Even in victory, this felt like losing. But the worst was yet to come.
That night back in my apartment—my real apartment now; I’d used some of the bond money to buy a nice two-bedroom condo—I got a call from the prison. Jeremy had tried to harm himself.
He was in the medical unit, stable but under suicide watch. Pearl and I drove there immediately, but they wouldn’t let us see him.
I gave them a letter to pass to him. I don’t know what made me write it; maybe I was thinking about my father’s letter to me found after so many years.
Maybe I just needed my son to know something. The letter said:
“Jeremy, I don’t know if you’ll read this or if you’ll care, but I need you to know something. I’m angry, I’m hurt. What you did was unforgivable by any normal measure. You stole from me, lied to me, betrayed me in ways I’m still trying to understand. But you’re still my son.”
“I still remember teaching you to throw a baseball. I remember your high school graduation, how proud I was. I remember your wedding day, how happy you looked with Rachel.”
“Addiction is a disease. I didn’t understand that for a long time. In the military, we thought weakness was a choice, but I’ve learned differently.”
“You made terrible choices, Jeremy. You committed crimes. But you’re not beyond redemption. When you get out—and you will get out—there’s a place for you in this world.”
“Not in my life, not the way things were. I can’t trust you again. But I can give you something else: forgiveness. Not because you deserve it, not because what you did is okay, but because holding on to hate will poison me as surely as gambling poisoned you.”
“Your mother taught me that. She’d want me to be better than my anger. I’m using the money from your grandfather—the man who survived Pearl Harbor and taught me about sacrifice—to start a foundation.”

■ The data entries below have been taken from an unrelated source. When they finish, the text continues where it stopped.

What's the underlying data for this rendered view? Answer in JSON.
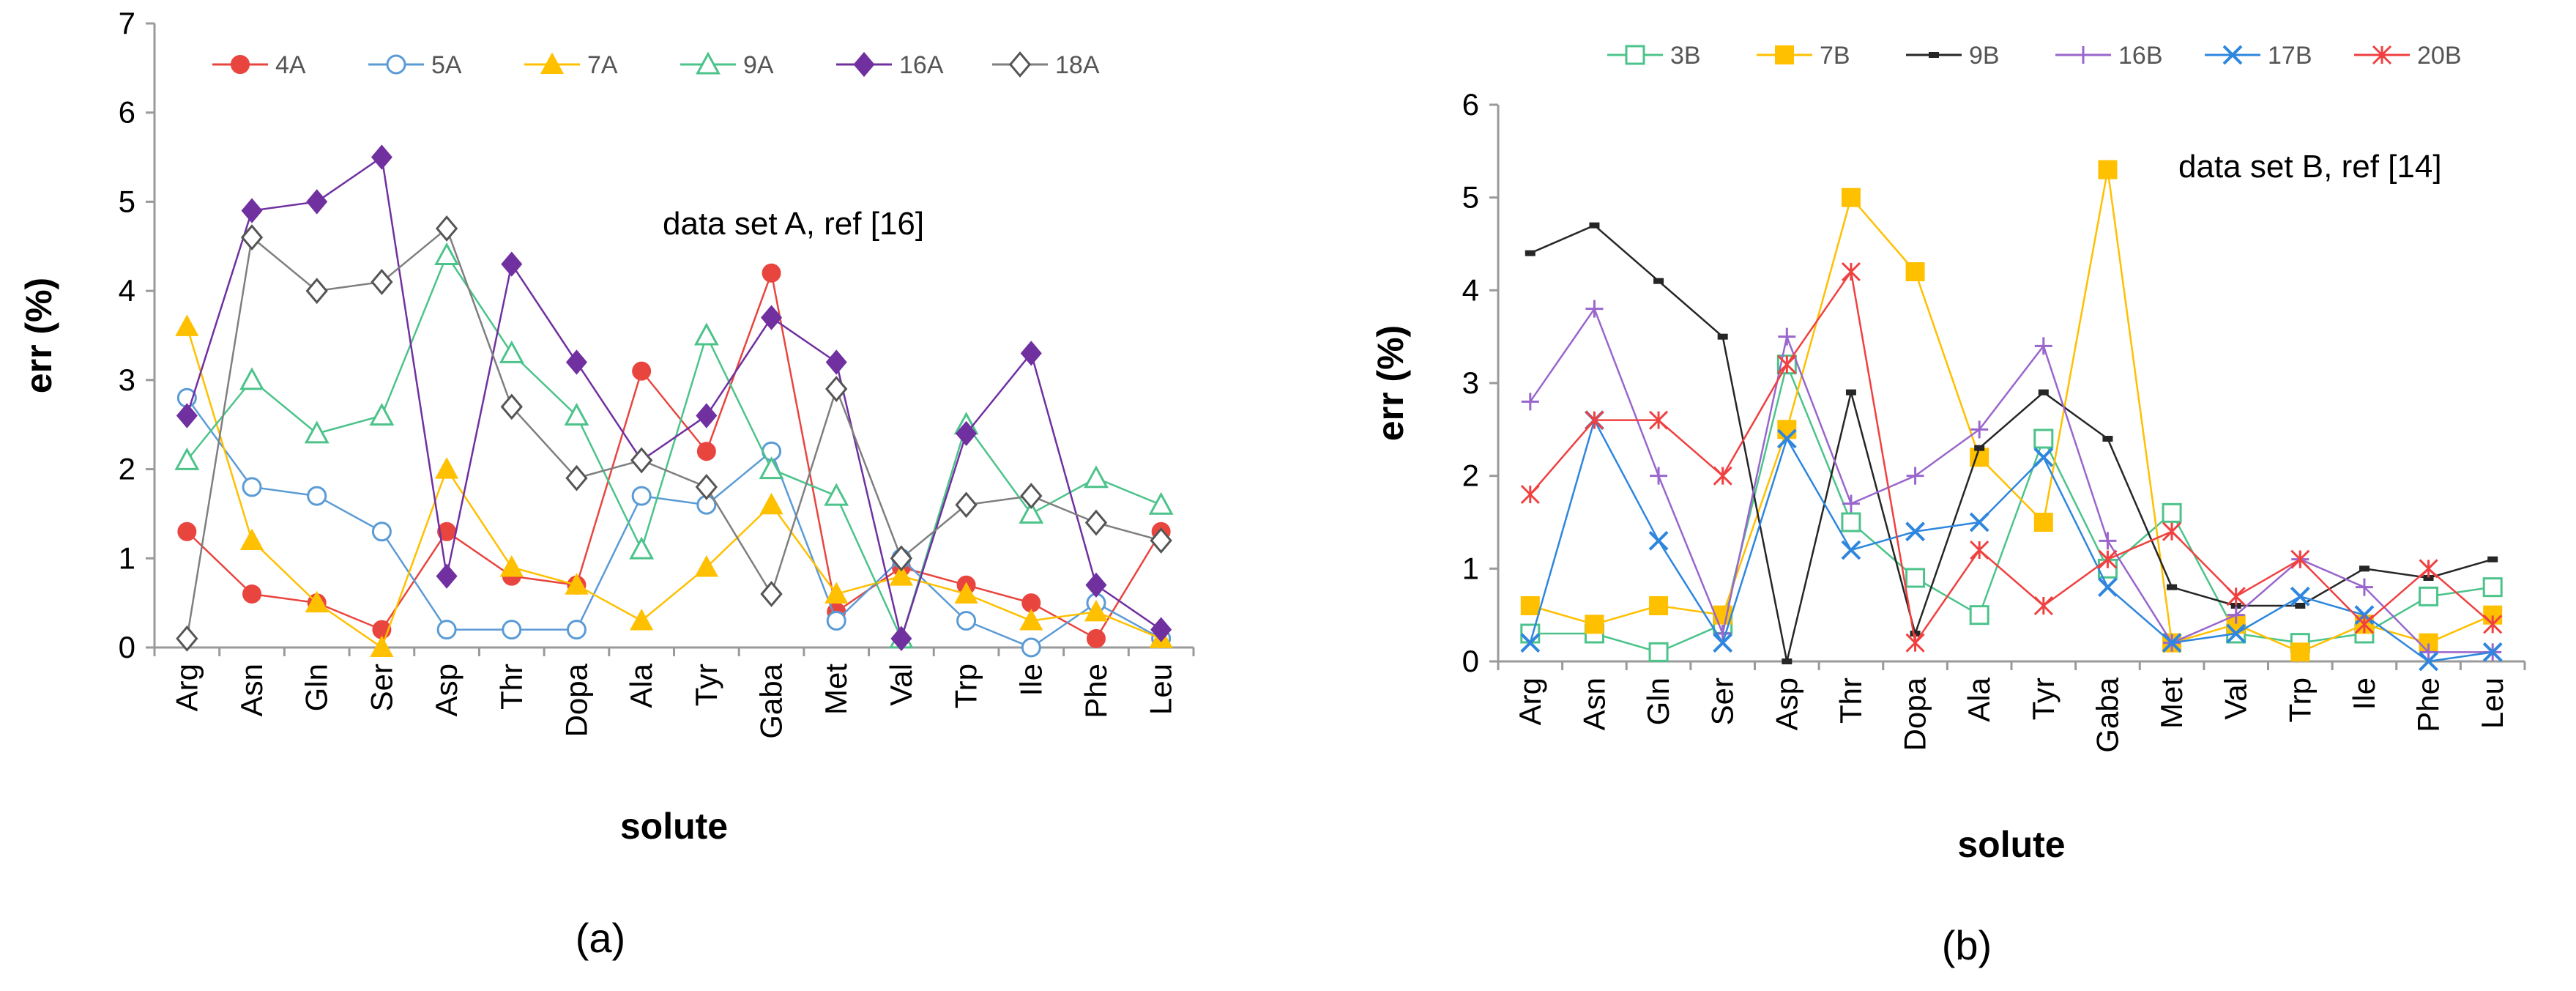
{
  "chart_data": [
    {
      "type": "line",
      "panel_label": "(a)",
      "annotation": "data set A, ref [16]",
      "xlabel": "solute",
      "ylabel": "err (%)",
      "ylim": [
        0,
        7
      ],
      "yticks": [
        "0",
        "1",
        "2",
        "3",
        "4",
        "5",
        "6",
        "7"
      ],
      "legend_position": "top",
      "categories": [
        "Arg",
        "Asn",
        "Gln",
        "Ser",
        "Asp",
        "Thr",
        "Dopa",
        "Ala",
        "Tyr",
        "Gaba",
        "Met",
        "Val",
        "Trp",
        "Ile",
        "Phe",
        "Leu"
      ],
      "series": [
        {
          "name": "4A",
          "color": "#e9453f",
          "marker": "circle-filled",
          "values": [
            1.3,
            0.6,
            0.5,
            0.2,
            1.3,
            0.8,
            0.7,
            3.1,
            2.2,
            4.2,
            0.4,
            0.9,
            0.7,
            0.5,
            0.1,
            1.3
          ]
        },
        {
          "name": "5A",
          "color": "#5b9bd5",
          "marker": "circle-open",
          "values": [
            2.8,
            1.8,
            1.7,
            1.3,
            0.2,
            0.2,
            0.2,
            1.7,
            1.6,
            2.2,
            0.3,
            1.0,
            0.3,
            0.0,
            0.5,
            0.1
          ]
        },
        {
          "name": "7A",
          "color": "#ffc000",
          "marker": "triangle-filled",
          "values": [
            3.6,
            1.2,
            0.5,
            0.0,
            2.0,
            0.9,
            0.7,
            0.3,
            0.9,
            1.6,
            0.6,
            0.8,
            0.6,
            0.3,
            0.4,
            0.1
          ]
        },
        {
          "name": "9A",
          "color": "#4cc38a",
          "marker": "triangle-open",
          "values": [
            2.1,
            3.0,
            2.4,
            2.6,
            4.4,
            3.3,
            2.6,
            1.1,
            3.5,
            2.0,
            1.7,
            0.1,
            2.5,
            1.5,
            1.9,
            1.6
          ]
        },
        {
          "name": "16A",
          "color": "#7030a0",
          "marker": "diamond-filled",
          "values": [
            2.6,
            4.9,
            5.0,
            5.5,
            0.8,
            4.3,
            3.2,
            2.1,
            2.6,
            3.7,
            3.2,
            0.1,
            2.4,
            3.3,
            0.7,
            0.2
          ]
        },
        {
          "name": "18A",
          "color": "#7f7f7f",
          "marker": "diamond-open",
          "values": [
            0.1,
            4.6,
            4.0,
            4.1,
            4.7,
            2.7,
            1.9,
            2.1,
            1.8,
            0.6,
            2.9,
            1.0,
            1.6,
            1.7,
            1.4,
            1.2
          ]
        }
      ]
    },
    {
      "type": "line",
      "panel_label": "(b)",
      "annotation": "data set B, ref [14]",
      "xlabel": "solute",
      "ylabel": "err (%)",
      "ylim": [
        0,
        6
      ],
      "yticks": [
        "0",
        "1",
        "2",
        "3",
        "4",
        "5",
        "6"
      ],
      "legend_position": "top",
      "categories": [
        "Arg",
        "Asn",
        "Gln",
        "Ser",
        "Asp",
        "Thr",
        "Dopa",
        "Ala",
        "Tyr",
        "Gaba",
        "Met",
        "Val",
        "Trp",
        "Ile",
        "Phe",
        "Leu"
      ],
      "series": [
        {
          "name": "3B",
          "color": "#4cc38a",
          "marker": "square-open",
          "values": [
            0.3,
            0.3,
            0.1,
            0.4,
            3.2,
            1.5,
            0.9,
            0.5,
            2.4,
            1.0,
            1.6,
            0.3,
            0.2,
            0.3,
            0.7,
            0.8
          ]
        },
        {
          "name": "7B",
          "color": "#ffc000",
          "marker": "square-filled",
          "values": [
            0.6,
            0.4,
            0.6,
            0.5,
            2.5,
            5.0,
            4.2,
            2.2,
            1.5,
            5.3,
            0.2,
            0.4,
            0.1,
            0.4,
            0.2,
            0.5
          ]
        },
        {
          "name": "9B",
          "color": "#262626",
          "marker": "dash",
          "values": [
            4.4,
            4.7,
            4.1,
            3.5,
            0.0,
            2.9,
            0.3,
            2.3,
            2.9,
            2.4,
            0.8,
            0.6,
            0.6,
            1.0,
            0.9,
            1.1
          ]
        },
        {
          "name": "16B",
          "color": "#9966cc",
          "marker": "plus",
          "values": [
            2.8,
            3.8,
            2.0,
            0.3,
            3.5,
            1.7,
            2.0,
            2.5,
            3.4,
            1.3,
            0.2,
            0.5,
            1.1,
            0.8,
            0.1,
            0.1
          ]
        },
        {
          "name": "17B",
          "color": "#2e86de",
          "marker": "x",
          "values": [
            0.2,
            2.6,
            1.3,
            0.2,
            2.4,
            1.2,
            1.4,
            1.5,
            2.2,
            0.8,
            0.2,
            0.3,
            0.7,
            0.5,
            0.0,
            0.1
          ]
        },
        {
          "name": "20B",
          "color": "#f04040",
          "marker": "asterisk",
          "values": [
            1.8,
            2.6,
            2.6,
            2.0,
            3.2,
            4.2,
            0.2,
            1.2,
            0.6,
            1.1,
            1.4,
            0.7,
            1.1,
            0.4,
            1.0,
            0.4
          ]
        }
      ]
    }
  ]
}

“The Grace Foster Foundation for Elder Abuse Victims will help people like me get legal representation, find safe housing, and rebuild their lives.”
“Pearl is joining me. She’s taking a year off school to help set it up. She’s going to become an elder law attorney like Linda. She’s going to be the person I needed.”
“I hope you find peace, son. I hope you get help. I hope one day you can look at yourself in the mirror and see someone worth respecting. But that’s your journey, not mine.”
“I’ll leave the door open a crack if you ever want to walk through it sober, honest, truly changed. We can talk. But I won’t wait for you. I’ve got work to do. Your father, Richard.”
Eighteen months later, in April 2025, I got a letter from Jeremy. He was at a medium-security prison in Monroe, working in the library and attending AA meetings and therapy sessions.
“Dad,” he wrote.
“I don’t expect you to read this. I don’t expect anything from you anymore. But I need to say this for myself. Even if you throw this letter away: I’m sorry.”
“Those words aren’t enough. They’ll never be enough, but they’re true. I’m an addict. I’ve been one for six years. It started with pain pills after my accident, and when Mom made me stop those, I switched to gambling.”
“I told myself it wasn’t as bad. Nobody gets hurt from gambling, right? Except I hurt you. I hurt Pearl. I hurt everyone who ever trusted me.”
“The worst part is I knew what I was doing. Every time I signed those transfer forms, every time I lied to you, I knew. But I told myself I’d win it back. I’d make one big score, return everything, and you’d never know. I never won. Addicts never do.”
“I think about that day you caught me stealing money from your wallet when I was 14. You sat me down and explained why it was wrong, why trust matters more than money.”